Teachers don’t get enough time to share ideas informally. We have conferences and there are opportunities there but they are often one way conversations. We have sit and get sessions. We have panels where a chosen few share ideas in answer to pre-planned questions. None of this is bad but sometimes it doesn’t feel like enough. Unconferences are different and usually a lot more interactive than traditional conferences and I like them as well.
Perhaps the problem for me is a bit of FOMO – fear of missing out. There are too many interesting things going on. Too many side conversations No one can take it all in.
A lot of people like to talk about the hallway track at conferences. These are the conversations that talk place in hallways, spaces outside of conference rooms, at bars or restaurants, or just about any place not in a formal session. They take place because attendees often have little real life contact outside of conferences and yet share similar issue, problems, or other interests. The gathering I attended four years ago was basically a two day hallway track.
The problem with hallway tracks are conferences is size. By that I mean that some conversations would be better if there were more people involved and some would be better if fewer people were involved. Take conversations at dinner for example. You can get a dozen people or twenty people all at one table. Realistically you can talk to the people on either side of you and two or three across the table from you. So there are multiple conversations that start, run their course, and then reform. Now these conversations can be great and I love them. But FOMO rears its ugly head – what is that conversation going on at the other end of the table and should I be in that one? Silly perhaps.
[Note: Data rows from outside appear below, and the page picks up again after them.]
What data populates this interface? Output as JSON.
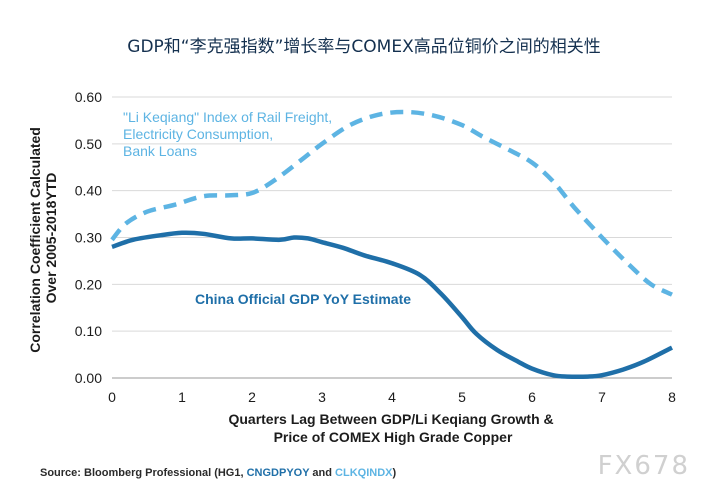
{
  "chart_data": {
    "type": "line",
    "title": "GDP和“李克强指数”增长率与COMEX高品位铜价之间的相关性",
    "xlabel": [
      "Quarters Lag Between GDP/Li Keqiang Growth &",
      "Price of COMEX High Grade Copper"
    ],
    "ylabel": [
      "Correlation Coefficient Calculated",
      "Over 2005-2018YTD"
    ],
    "xlim": [
      0,
      8
    ],
    "ylim": [
      0,
      0.6
    ],
    "x_ticks": [
      "0",
      "1",
      "2",
      "3",
      "4",
      "5",
      "6",
      "7",
      "8"
    ],
    "y_ticks": [
      "0.00",
      "0.10",
      "0.20",
      "0.30",
      "0.40",
      "0.50",
      "0.60"
    ],
    "grid": true,
    "series": [
      {
        "name": "China Official GDP YoY Estimate",
        "label_lines": [
          "China Official GDP YoY Estimate"
        ],
        "color": "#1f6fa8",
        "style": "solid",
        "points": [
          [
            0,
            0.28
          ],
          [
            0.3,
            0.295
          ],
          [
            0.7,
            0.305
          ],
          [
            1,
            0.31
          ],
          [
            1.3,
            0.308
          ],
          [
            1.7,
            0.298
          ],
          [
            2,
            0.298
          ],
          [
            2.4,
            0.295
          ],
          [
            2.6,
            0.3
          ],
          [
            2.8,
            0.298
          ],
          [
            3,
            0.29
          ],
          [
            3.3,
            0.278
          ],
          [
            3.6,
            0.262
          ],
          [
            4,
            0.245
          ],
          [
            4.4,
            0.22
          ],
          [
            4.7,
            0.18
          ],
          [
            5,
            0.13
          ],
          [
            5.2,
            0.095
          ],
          [
            5.5,
            0.06
          ],
          [
            5.8,
            0.035
          ],
          [
            6,
            0.02
          ],
          [
            6.3,
            0.006
          ],
          [
            6.5,
            0.003
          ],
          [
            6.8,
            0.003
          ],
          [
            7,
            0.006
          ],
          [
            7.3,
            0.018
          ],
          [
            7.6,
            0.035
          ],
          [
            8,
            0.065
          ]
        ]
      },
      {
        "name": "\"Li Keqiang\" Index of Rail Freight, Electricity Consumption, Bank Loans",
        "label_lines": [
          "\"Li Keqiang\" Index of Rail Freight,",
          "Electricity Consumption,",
          "Bank Loans"
        ],
        "color": "#5db4e3",
        "style": "dashed",
        "points": [
          [
            0,
            0.295
          ],
          [
            0.2,
            0.33
          ],
          [
            0.5,
            0.355
          ],
          [
            0.9,
            0.37
          ],
          [
            1.3,
            0.388
          ],
          [
            1.7,
            0.39
          ],
          [
            2,
            0.395
          ],
          [
            2.3,
            0.42
          ],
          [
            2.7,
            0.465
          ],
          [
            3,
            0.5
          ],
          [
            3.4,
            0.54
          ],
          [
            3.8,
            0.562
          ],
          [
            4.2,
            0.568
          ],
          [
            4.6,
            0.56
          ],
          [
            5,
            0.54
          ],
          [
            5.3,
            0.515
          ],
          [
            5.7,
            0.485
          ],
          [
            6,
            0.46
          ],
          [
            6.3,
            0.42
          ],
          [
            6.6,
            0.365
          ],
          [
            7,
            0.3
          ],
          [
            7.4,
            0.24
          ],
          [
            7.7,
            0.2
          ],
          [
            8,
            0.178
          ]
        ]
      }
    ]
  },
  "source": {
    "prefix": "Source: Bloomberg Professional (HG1, ",
    "ticker1": "CNGDPYOY",
    "middle": " and ",
    "ticker2": "CLKQINDX",
    "suffix": ")",
    "ticker1_color": "#1f6fa8",
    "ticker2_color": "#5db4e3"
  },
  "watermark": "FX678"
}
But I suspect I am not the only one who feels this way.
There is probably an optimum size that lets everyone talk, everyone listen, and makes everyone feel involved. The setting and seating arrangement probably has an impact. Chairs or tables around a circle allows to a lot more people involved than a long single table or small groups standing around. Someone has probably done some research on this.
Perhaps book clubs can be a model? In any case, I think teachers could really benefit from small in number but longer in time chances to share ideas. We can learn a lot from each other.
Links to the blog posts I wrote about that gathering a few years ago:
- https://blog.acthompson.net/2015/07/charleston-teach-meet-day-one.html
- https://blog.acthompson.net/2015/07/charleston-teach-meet-day-two.html
When JonAlf and I designed and ran our once a month PD sessions last year a big part was leaving a good amount of time for the participants to interact with each other. We structured things as:
ReplyDelete1. mixing
2. presentation / activity 1
3. Dinner / socializing / informal teacher talk
4. presentation / activity 2
5. mixing / end
Very important to give teachers time and space to talk shop.
After a few years of attending professional conferences with a colleague of mine and experiencing those valuable "hallway tracks," we began to occasionally cut out the middleman. We plan Work Weekends once or twice a year, usually retreats to an AirBNB somewhere, often accompanied by other colleagues also looking for the opportunity to share ideas, get some focused work done, and enjoy the company of our peers in a more relaxing environment. It has been one of my favorite and most-valued forms of professional development.